Colletta is a longtime friend of Robbins' and Morgan's, but she's a friend with connections. Coletta and her husband played in Jawbox with Robbins, and now run DeSoto Records. They posted a notice about Callum's illness on the label's Web site and asked for help through a link for donations.
"I knew they would never do it themselves," says Colletta. "And I wanted, as a friend, just to help them out that way."
The response was instantaneous.
"I remember waking up the next morning and checking the amount in the PayPal account, realizing these are people whose names I don't know anymore," Colletta recalls. "I started getting e-mails saying, 'We'd like to do a benefit show in Chicago, Los Angeles, Portland, Boston ... "
For Robbins and Morgan, two people who had given their lives to independent rock, indie rock was giving back. At the benefit reunion in D.C., the Dismemberment Plan's lead singer, Travis Morrison, said that Robbins gave the band guidance when they were just kids.
"He's a spiritual beacon for me," Morrison told the crowd from the stage. "And so, I don't know — this is kismet. We had to play this show."
At the show — the first benefit Robbins and Morgan have been able to attend — the couple set up a table to take donations for an SMA charity. They've also started a blog charting Callum's progress, with links to half a dozen other SMA Web sites. Their lives now balance outreach with therapy for Callum and — because he's so vulnerable, says Morgan — a necessarily guarded existence at home.
"We don't want him to grow up in this bubble," she says. "We want him to experience life. But I don't feel like it's appropriate to pick up the phone or send an e-mail saying, 'Can we join your group, and by the way, is anyone sniffling today?'
"So on that level, we spend a lot of time on our own with him. Hanging out at the house, walks through the park, feeding the ducks. All pretty normal stuff."
Since Callum's diagnosis last September, the family has had to deal with setbacks. But Callum has responded well to some of the treatments, and his parents say that through all the difficult times, his good nature has been a constant.
"I was thinking about all of this stuff that would never happen," Robbins says. "You know, I'll never teach him to ride a bike, he's never going to do this, he's never going to do that. But within the first six months of his life, he already did something incredible, which is he made me really glad to be a dad."

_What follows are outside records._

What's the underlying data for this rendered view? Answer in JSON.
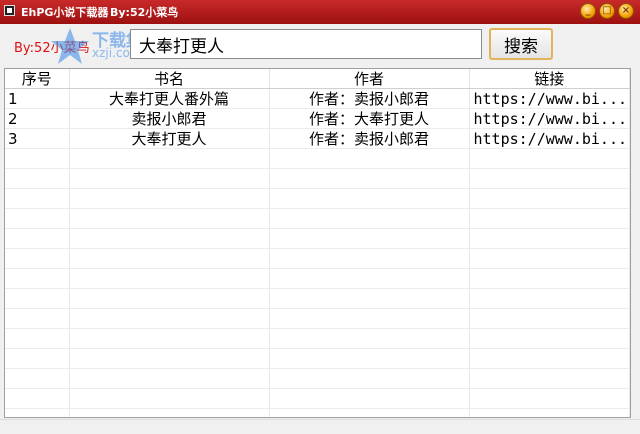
{
  "window": {
    "title": "EhPG小说下载器",
    "title_author": "By:52小菜鸟",
    "controls": {
      "minimize": "_",
      "maximize": "□",
      "close": "×"
    }
  },
  "toolbar": {
    "credit": "By:52小菜鸟",
    "search_value": "大奉打更人",
    "search_button": "搜索"
  },
  "watermark": {
    "cn": "下载集",
    "en": "xzji.com"
  },
  "table": {
    "headers": [
      "序号",
      "书名",
      "作者",
      "链接"
    ],
    "rows": [
      {
        "index": "1",
        "name": "大奉打更人番外篇",
        "author": "作者：卖报小郎君",
        "link": "https://www.bi..."
      },
      {
        "index": "2",
        "name": "卖报小郎君",
        "author": "作者：大奉打更人",
        "link": "https://www.bi..."
      },
      {
        "index": "3",
        "name": "大奉打更人",
        "author": "作者：卖报小郎君",
        "link": "https://www.bi..."
      }
    ],
    "empty_rows": 14
  },
  "colors": {
    "titlebar": "#b51a1a",
    "credit": "#dd1111",
    "button_border": "#e3b35c"
  }
}
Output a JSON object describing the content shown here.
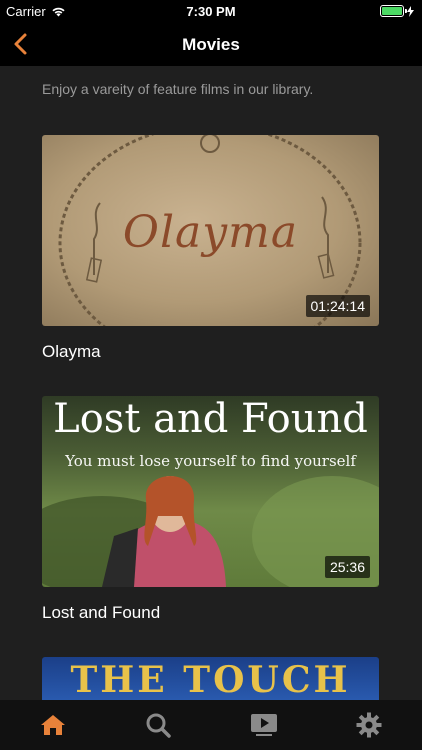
{
  "status_bar": {
    "carrier": "Carrier",
    "time": "7:30 PM"
  },
  "nav": {
    "title": "Movies",
    "back_icon": "chevron-left-icon",
    "accent_color": "#e8823a"
  },
  "intro_text": "Enjoy a vareity of feature films in our library.",
  "movies": [
    {
      "title": "Olayma",
      "duration": "01:24:14",
      "thumb_logo": "Olayma"
    },
    {
      "title": "Lost and Found",
      "duration": "25:36",
      "thumb_title": "Lost and Found",
      "thumb_tagline": "You must lose yourself to find yourself"
    },
    {
      "thumb_title": "THE TOUCH"
    }
  ],
  "tabs": [
    {
      "icon": "home-icon",
      "active": true
    },
    {
      "icon": "search-icon",
      "active": false
    },
    {
      "icon": "video-icon",
      "active": false
    },
    {
      "icon": "gear-icon",
      "active": false
    }
  ]
}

Next week, Callum celebrates a milestone: He turns 18 months old.
For Robbins and Morgan, the burden of coping with Callum's condition has been lightened by the efforts of a community that has long come together to support its own.
In a blog entry for his son's first birthday, J. Robbins wrote: "I don't see how Callum will ever grow up to be a properly cynical punk rocker, since he is already experiencing undeniable proof that at least some people are essentially good at heart."